Says Hazir Gul, a resident of Swat and an official with Disaster Response Network, a secular nongovernmental organization: "Unlike the secular parties, both Al-Khidmat and JuD have a network of volunteers on the level of union councils, tehsils, districts, and the province."

"It was not difficult for them to reach to every family quickly as the crisis emerged," continues Mr. Gul, who is also involved in aid work.

No ID card? No government aid.

While private charities are quickly delivering food and medicine, the government has a bigger burden: trying to provide more aid, such as temporary shelter and cash handouts. It will soon also have to help facilitate resettling the refugees, after Defense Minister Ahmed Mukhtar said Friday they could begin returning home over the weekend.

For now, in the camps, a lengthy procedure for registration and distributing aid has frustrated IDPs. Lack of coordination among different government and United Nations agencies has also delayed the process.

Some people complain about corruption, accusing government officials of demanding bribes before issuing registration or ration cards.

The UN has only about 30 percent of the $543 million it requested in May to aid Pakistani IDPs. "Our resources are limited, and we are only reaching a fraction of those whom we would like to reach," said Martin Mogwanja, the top UN humanitarian coordinator in the country.

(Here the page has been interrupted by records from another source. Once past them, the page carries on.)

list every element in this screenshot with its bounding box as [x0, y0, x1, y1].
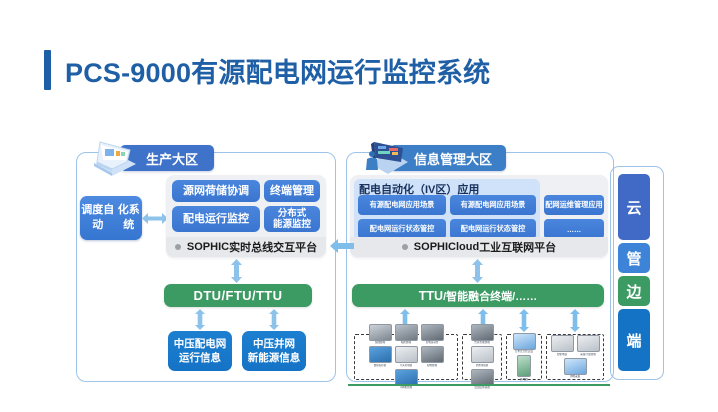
monitor-operator-icon [356, 134, 410, 178]
device-group-sensing: 台区智能终端 状态传感器 温湿度传感器 [462, 334, 502, 380]
pv-inverter-icon [513, 333, 536, 350]
mv-distribution-info-box[interactable]: 中压配电网 运行信息 [168, 331, 232, 371]
device-item: 采集计量终端 [576, 335, 600, 357]
device-caption: 故障指示器 [374, 364, 387, 368]
mv-renewable-line-1: 中压并网 [253, 337, 295, 351]
page-title: PCS-9000有源配电网运行监控系统 [44, 50, 490, 90]
layer-label-terminal[interactable]: 端 [618, 309, 650, 371]
device-item: 台区智能终端 [470, 324, 494, 346]
smart-meter-icon [551, 335, 574, 352]
sophicloud-suffix: 工业互联网平台 [479, 239, 556, 255]
mv-distribution-line-2: 运行信息 [179, 351, 221, 365]
app-button-distributed-line-2: 能源监控 [273, 219, 311, 230]
controller-device-icon [421, 324, 444, 341]
sophic-platform-bar: SOPHIC 实时总线交互平台 [166, 237, 326, 257]
sophic-suffix: 实时总线交互平台 [229, 239, 317, 255]
device-caption: 台区智能终端 [474, 341, 490, 345]
app-button-distributed-energy-monitoring[interactable]: 分布式 能源监控 [264, 206, 320, 232]
device-group-metering: 智能电表 采集计量终端 用电采集 [546, 334, 604, 380]
slide-canvas: PCS-9000有源配电网运行监控系统 生产大区 信息管理大区 调度自动 化系统 [0, 0, 718, 412]
vertical-arrow-devices-4 [568, 309, 582, 332]
device-item: 开关控制器 [394, 346, 418, 368]
laptop-dashboard-icon [84, 138, 140, 178]
sophic-brand: SOPHIC [187, 241, 229, 253]
device-caption: 智能电表 [557, 353, 567, 357]
vertical-arrow-right-platform [470, 259, 485, 283]
title-accent-bar [44, 50, 51, 90]
device-caption: 配电终端 [427, 364, 437, 368]
app-button-distributed-line-1: 分布式 [278, 208, 307, 219]
app-button-terminal-management[interactable]: 终端管理 [264, 180, 320, 202]
device-item: 用电采集 [563, 358, 587, 380]
app-button-active-grid-scenario-1[interactable]: 有源配电网应用场景 [358, 195, 446, 215]
title-text: PCS-9000有源配电网运行监控系统 [65, 51, 490, 90]
app-button-ops-management[interactable]: 配网运维管理应用 [544, 195, 604, 215]
device-caption: 充电桩 [520, 378, 528, 382]
bidirectional-arrow-dispatch [142, 211, 168, 226]
app-button-grid-status-control-2[interactable]: 配电网运行状态管控 [450, 219, 536, 239]
device-caption: 开关控制器 [400, 364, 413, 368]
vertical-arrow-info-2 [267, 309, 281, 330]
device-caption: 环网柜终端 [400, 386, 413, 390]
mv-renewable-info-box[interactable]: 中压并网 新能源信息 [242, 331, 306, 371]
state-sensor-icon [471, 346, 494, 363]
monitor-device-icon [369, 324, 392, 341]
device-caption: 站所终端 [401, 341, 411, 345]
device-item: 充电桩 [512, 355, 536, 382]
layer-label-edge[interactable]: 边 [618, 276, 650, 306]
power-collection-icon [564, 358, 587, 375]
dtu-ftu-ttu-bar: DTU/FTU/TTU [164, 284, 312, 307]
ttu-terminal-bar: TTU /智能融合终端/…… [352, 284, 604, 307]
device-item: 状态传感器 [470, 346, 494, 368]
device-caption: 状态传感器 [476, 364, 489, 368]
device-group-charging: 分布式光伏逆变 充电桩 [506, 334, 542, 380]
sophicloud-brand: SOPHICloud [414, 241, 479, 253]
device-caption: 采集计量终端 [580, 353, 596, 357]
cross-zone-arrow [330, 238, 354, 254]
device-item: 配电终端 [420, 346, 444, 368]
server-device-icon [395, 324, 418, 341]
device-caption: 分布式光伏逆变 [515, 350, 533, 354]
indicator-device-icon [369, 346, 392, 363]
device-caption: 用电采集 [570, 375, 580, 379]
mv-distribution-line-1: 中压配电网 [174, 337, 227, 351]
sophicloud-platform-bar: SOPHICloud 工业互联网平台 [350, 237, 608, 257]
dispatch-automation-box[interactable]: 调度自动 化系统 [80, 196, 142, 240]
device-caption: 馈线终端 [375, 341, 385, 345]
layer-label-cloud[interactable]: 云 [618, 174, 650, 240]
area-terminal-icon [471, 324, 494, 341]
app-button-source-grid-load-storage[interactable]: 源网荷储协调 [172, 180, 260, 202]
switch-controller-icon [395, 346, 418, 363]
vertical-arrow-info-1 [193, 309, 207, 330]
layer-label-pipe[interactable]: 管 [618, 243, 650, 273]
device-item: 故障指示器 [368, 346, 392, 368]
device-item: 分布式光伏逆变 [512, 333, 536, 355]
app-button-active-grid-scenario-2[interactable]: 有源配电网应用场景 [450, 195, 536, 215]
platform-bullet-icon [175, 244, 181, 250]
device-caption: 温湿度传感器 [474, 386, 490, 390]
device-item: 智能电表 [550, 335, 574, 357]
platform-bullet-icon [402, 244, 408, 250]
device-group-distribution-terminals: 馈线终端 站所终端 配电自动化 故障指示器 开关控制器 配电终端 环网柜终端 [354, 334, 458, 380]
device-caption: 配电自动化 [426, 341, 439, 345]
ttu-suffix: /智能融合终端/…… [443, 288, 537, 304]
vertical-arrow-left-platform [229, 259, 244, 283]
mv-renewable-line-2: 新能源信息 [248, 351, 301, 365]
distribution-terminal-icon [421, 346, 444, 363]
device-item: 馈线终端 [368, 324, 392, 346]
app-button-more[interactable]: …… [544, 219, 604, 239]
metering-terminal-icon [577, 335, 600, 352]
device-item: 环网柜终端 [394, 369, 418, 391]
app-button-grid-status-control-1[interactable]: 配电网运行状态管控 [358, 219, 446, 239]
device-item: 站所终端 [394, 324, 418, 346]
dispatch-line-1: 调度自动 [80, 203, 115, 233]
app-button-distribution-monitoring[interactable]: 配电运行监控 [172, 206, 260, 232]
bottom-divider [348, 384, 610, 386]
charging-pile-icon [517, 355, 531, 377]
dispatch-line-2: 化系统 [115, 203, 142, 233]
ttu-brand: TTU [419, 289, 443, 303]
vertical-arrow-devices-3 [517, 309, 531, 332]
device-item: 配电自动化 [420, 324, 444, 346]
device-item: 温湿度传感器 [470, 369, 494, 391]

Meanwhile, IDPs are running low on cash. Nek Amal, a schoolteacher from Mingora, the main town in Swat, says he's run out after one month in Jalala Camp. His wife recently gave birth to their child in their tent.

"I can't even buy powdered milk for the child or some soft food for the mother," says Mr. Amal, who blames the government for his family's displacement.



Islamic organizations in Pakistan have long won praise for delivering aid fast – especially during a massive earthquake in October 2005 that killed 87,000 people.

In addition to Falah-e-Insaniyat (formerly Jamaat-ud-Dawa), the disaster shone a spotlight on other Islamic aid groups such as Al-Khidmat, Khubaib Foundation, Islamic Relief, and Helping Hands.

During a 6.4-magnitude earthquake in Balochistan Province last October, JuD and Al-Khidmat were the first to reach victims in the southwestern region's remotest villages.

The two groups, along with other religious charities, also provided quick relief during a flood last year in Peshawar that affected more than half a million people.